Es lunes 9 de junio y las redes sociales arden en Nairobi llamando a la movilización por el “asesinato” de Ojwang el día anterior. Un joven con una camiseta que luce el lema “protestar no es un crimen” se tumba en mitad de la carretera que pasa frente a la morgue, donde todavía reposan los restos del maestro, para bloquear el tráfico. Unos pocos más se apuntan a la sentada, mientras otro grupo, con el puño izquierdo en alto, comienza a cantar a voz en grito en suajili: “Golpearnos y quitarnos la vida no nos detendrá / luchamos por nuestra libertad / nos hemos negado a arrodillarnos”.

La mayoría de los manifestantes que acuden se curtieron en las protestas multitudinarias que hace justo un año obligaron al Gobierno a retirar una reforma con la que pretendía aumentar los impuestos para pagar la deuda pública y cumplir con las recomendaciones del Fondo Monetario Internacional (FMI). Al menos 60 jóvenes murieron entonces en Kenia por los disparos y la represión policial. El pasado miércoles, en la movilización que conmemoró aquellas marchas, murieron otros 19 jóvenes y 531 resultaron heridos por la violencia de los agentes, según confirmó la Comisión Nacional de Derechos Humanos de Kenia. La situación del país no es una excepción: refleja un patrón que se repite en varios países africanos, donde la presión fiscal y el endeudamiento están encendiendo nuevas formas de protesta en poblaciones que ya cargan con precios elevados y servicios públicos precarios.
Los activistas son cada vez más cautelosos en Kenia. “Si no mueres de pobreza, mueres por una bala de la policía”, dice Brayan Mathenge (25 años), economista y coordinador del Centro de Justicia de Githurai, un barrio marginal a las afueras de Nairobi. En la sentada por la muerte de Ojwang no hay más de un centenar, aunque poco a poco va llegando más gente de forma paralela a los furgones policiales que se aproximan al lugar. Los manifestantes no se achantan y transforman la protesta en una marcha hacia la comisaría en la que murió Ojwang al grito de “Justicia para Albert” y “fuera Ruto”, en alusión al presidente de Kenia. Solo unos días después, y ante las evidencias inapelables de la autopsia, la policía se retractará, el propio Willian Ruto llamará al padre de Ojwang para garantizarle una investigación y Eliud Lagat dimitirá “para facilitar” las pesquisas.

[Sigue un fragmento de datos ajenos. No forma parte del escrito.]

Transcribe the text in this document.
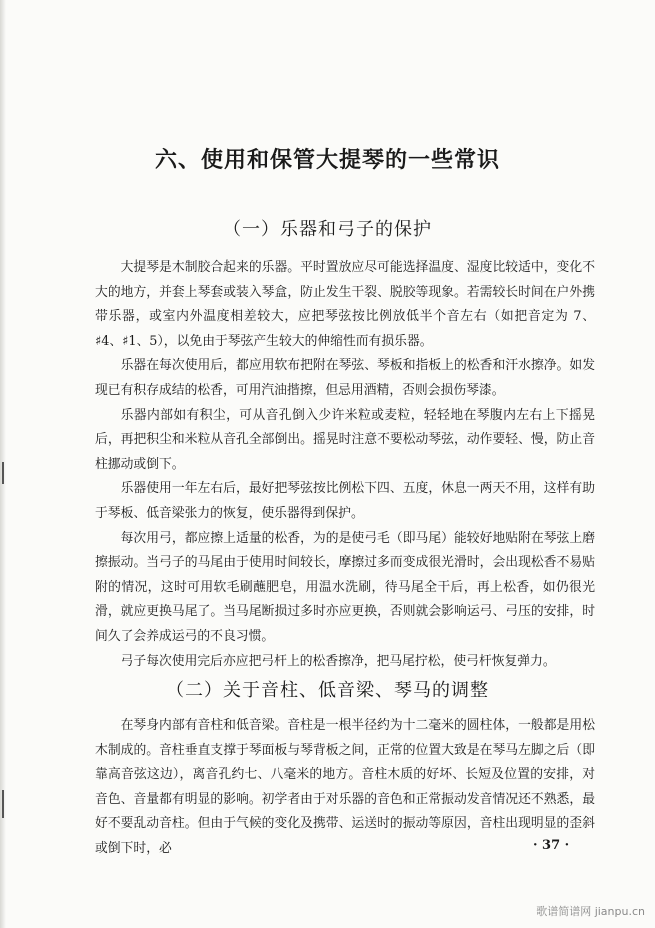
六、使用和保管大提琴的一些常识
（一）乐器和弓子的保护

大提琴是木制胶合起来的乐器。平时置放应尽可能选择温度、湿度比较适中，变化不大的地方，并套上琴套或装入琴盒，防止发生干裂、脱胶等现象。若需较长时间在户外携带乐器，或室内外温度相差较大，应把琴弦按比例放低半个音左右（如把音定为 7、♯4、♯1、5），以免由于琴弦产生较大的伸缩性而有损乐器。

乐器在每次使用后，都应用软布把附在琴弦、琴板和指板上的松香和汗水擦净。如发现已有积存成结的松香，可用汽油揩擦，但忌用酒精，否则会损伤琴漆。

乐器内部如有积尘，可从音孔倒入少许米粒或麦粒，轻轻地在琴腹内左右上下摇晃后，再把积尘和米粒从音孔全部倒出。摇晃时注意不要松动琴弦，动作要轻、慢，防止音柱挪动或倒下。

乐器使用一年左右后，最好把琴弦按比例松下四、五度，休息一两天不用，这样有助于琴板、低音梁张力的恢复，使乐器得到保护。

每次用弓，都应擦上适量的松香，为的是使弓毛（即马尾）能较好地贴附在琴弦上磨擦振动。当弓子的马尾由于使用时间较长，摩擦过多而变成很光滑时，会出现松香不易贴附的情况，这时可用软毛刷蘸肥皂，用温水洗刷，待马尾全干后，再上松香，如仍很光滑，就应更换马尾了。当马尾断损过多时亦应更换，否则就会影响运弓、弓压的安排，时间久了会养成运弓的不良习惯。

弓子每次使用完后亦应把弓杆上的松香擦净，把马尾拧松，使弓杆恢复弹力。

（二）关于音柱、低音梁、琴马的调整

在琴身内部有音柱和低音梁。音柱是一根半径约为十二毫米的圆柱体，一般都是用松木制成的。音柱垂直支撑于琴面板与琴背板之间，正常的位置大致是在琴马左脚之后（即靠高音弦这边），离音孔约七、八毫米的地方。音柱木质的好坏、长短及位置的安排，对音色、音量都有明显的影响。初学者由于对乐器的音色和正常振动发音情况还不熟悉，最好不要乱动音柱。但由于气候的变化及携带、运送时的振动等原因，音柱出现明显的歪斜或倒下时，必	· 37 ·
歌谱简谱网 jianpu.cn
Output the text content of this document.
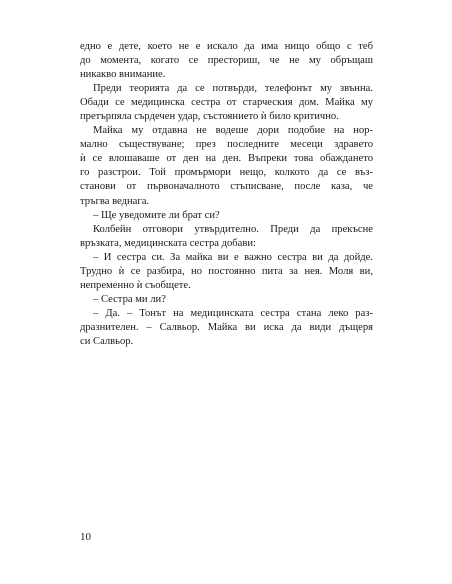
едно е дете, което не е искало да има нищо общо с теб
до момента, когато се престориш, че не му обръщаш
никакво внимание.
Преди теорията да се потвърди, телефонът му звънна.
Обади се медицинска сестра от старческия дом. Майка му
претърпяла сърдечен удар, състоянието ѝ било критично.
Майка му отдавна не водеше дори подобие на нор-
мално съществуване; през последните месеци здравето
ѝ се влошаваше от ден на ден. Въпреки това обаждането
го разстрои. Той промърмори нещо, колкото да се въз-
станови от първоначалното стъписване, после каза, че
тръгва веднага.
– Ще уведомите ли брат си?
Колбейн отговори утвърдително. Преди да прекъсне
връзката, медицинската сестра добави:
– И сестра си. За майка ви е важно сестра ви да дойде.
Трудно ѝ се разбира, но постоянно пита за нея. Моля ви,
непременно ѝ съобщете.
– Сестра ми ли?
– Да. – Тонът на медицинската сестра стана леко раз-
дразнителен. – Салвьор. Майка ви иска да види дъщеря
си Салвьор.
10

La detención y muerte de Albert Omondi Ojwang no es un caso aislado. Justo una semana antes, Rose Njeri fue arrestada durante dos días por crear una aplicación para protestar contra el proyecto de ley de finanzas de 2025, que finalmente el Parlamento aprobó el pasado 19 de junio, con una reforma con la que pretende recaudar en impuestos unos 200 millones de euros más que en el ejercicio anterior y que dedica una partida a monitorear redes sociales. “Los kenianos no pueden soportar más impuestos, por eso, por primera vez, no hemos añadido nuevos tributos en el proyecto de ley como se había hecho antes”, afirmó en el Congreso el ministro de Finanzas, John Mbadi, que aclaró que el Gobierno había optado por ampliar la base impositiva, mejorar el cumplimiento del pago y recortar gastos.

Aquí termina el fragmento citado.